# Legacy Deep-Dive: Policies

> This page is retained as a **detailed reference**.
> The canonical user path is now the chaptered handbook.

**Primary chapter**: [06-policies-and-execution-control.md](06-policies-and-execution-control.md)

**Runtime and handles**: [Runtime and Handle Model](13-runtime-and-handle-model.md)

---

## Detailed Reference (Legacy)


DTL uses a policy-based design that separates concerns into orthogonal configuration axes.
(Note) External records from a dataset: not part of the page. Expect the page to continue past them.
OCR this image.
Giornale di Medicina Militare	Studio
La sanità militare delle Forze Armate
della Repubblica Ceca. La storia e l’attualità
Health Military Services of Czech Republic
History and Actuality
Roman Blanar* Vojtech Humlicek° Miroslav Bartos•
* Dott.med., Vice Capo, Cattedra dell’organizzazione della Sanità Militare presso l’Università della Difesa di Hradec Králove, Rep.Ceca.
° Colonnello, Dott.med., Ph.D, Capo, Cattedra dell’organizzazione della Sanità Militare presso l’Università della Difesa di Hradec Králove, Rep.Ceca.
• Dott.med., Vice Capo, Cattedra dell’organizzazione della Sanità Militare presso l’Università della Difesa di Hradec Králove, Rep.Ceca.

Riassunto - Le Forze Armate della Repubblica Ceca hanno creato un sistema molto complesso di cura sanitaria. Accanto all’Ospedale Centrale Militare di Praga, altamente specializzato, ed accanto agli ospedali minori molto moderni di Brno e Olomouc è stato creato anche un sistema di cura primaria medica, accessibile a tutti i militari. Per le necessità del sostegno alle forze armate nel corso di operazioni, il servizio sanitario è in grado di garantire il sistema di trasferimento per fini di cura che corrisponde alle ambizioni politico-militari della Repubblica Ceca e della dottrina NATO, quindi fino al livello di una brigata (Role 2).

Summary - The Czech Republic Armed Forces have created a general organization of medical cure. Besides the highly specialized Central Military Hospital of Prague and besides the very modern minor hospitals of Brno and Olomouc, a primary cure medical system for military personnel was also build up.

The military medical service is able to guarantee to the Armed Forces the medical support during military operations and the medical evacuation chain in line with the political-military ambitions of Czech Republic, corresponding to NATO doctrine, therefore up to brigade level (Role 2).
This allows flexible, compile-time configuration of distributed behavior.

---

## Table of Contents

- [Overview](#overview)
- [The Five Policy Axes](#the-five-policy-axes)
- [Partition Policies](#partition-policies)
- [Placement Policies](#placement-policies)
- [Execution Policies](#execution-policies)
- [Consistency Policies](#consistency-policies)
- [Error Policies](#error-policies)
- [Policy Composition](#policy-composition)
- [Policy Precedence](#policy-precedence)

---

## Overview

Distributed programming entangles multiple concerns:
- How data is partitioned across ranks
- Where data resides (host vs device memory)
- How operations execute (sync vs async)
- When writes become visible
- How errors are handled

DTL separates these into **five orthogonal policy axes**, allowing you to configure each independently.

### Why Policies?

```cpp
// Without policies: hardcoded behavior
distributed_vector<double> vec(1000);  // What partition? What memory? What error handling?

// With policies: explicit, configurable behavior
distributed_vector<double, block_partition<>, host_only> vec(1000);
// Or using policy_set for runtime composition
```

---

## The Five Policy Axes

| Axis | Question | Default |
|------|----------|---------|
| **Partition** | How is data divided across ranks? | `block_partition` |
| **Placement** | Where does data live (host/device)? | `host_only` |
| **Execution** | How do operations execute? | `seq` (synchronous) |
| **Consistency** | When are writes visible? | `bulk_synchronous` |
| **Error** | How are errors reported? | `expected` (result-based) |

---

## Partition Policies

Partition policies determine how global indices map to ranks.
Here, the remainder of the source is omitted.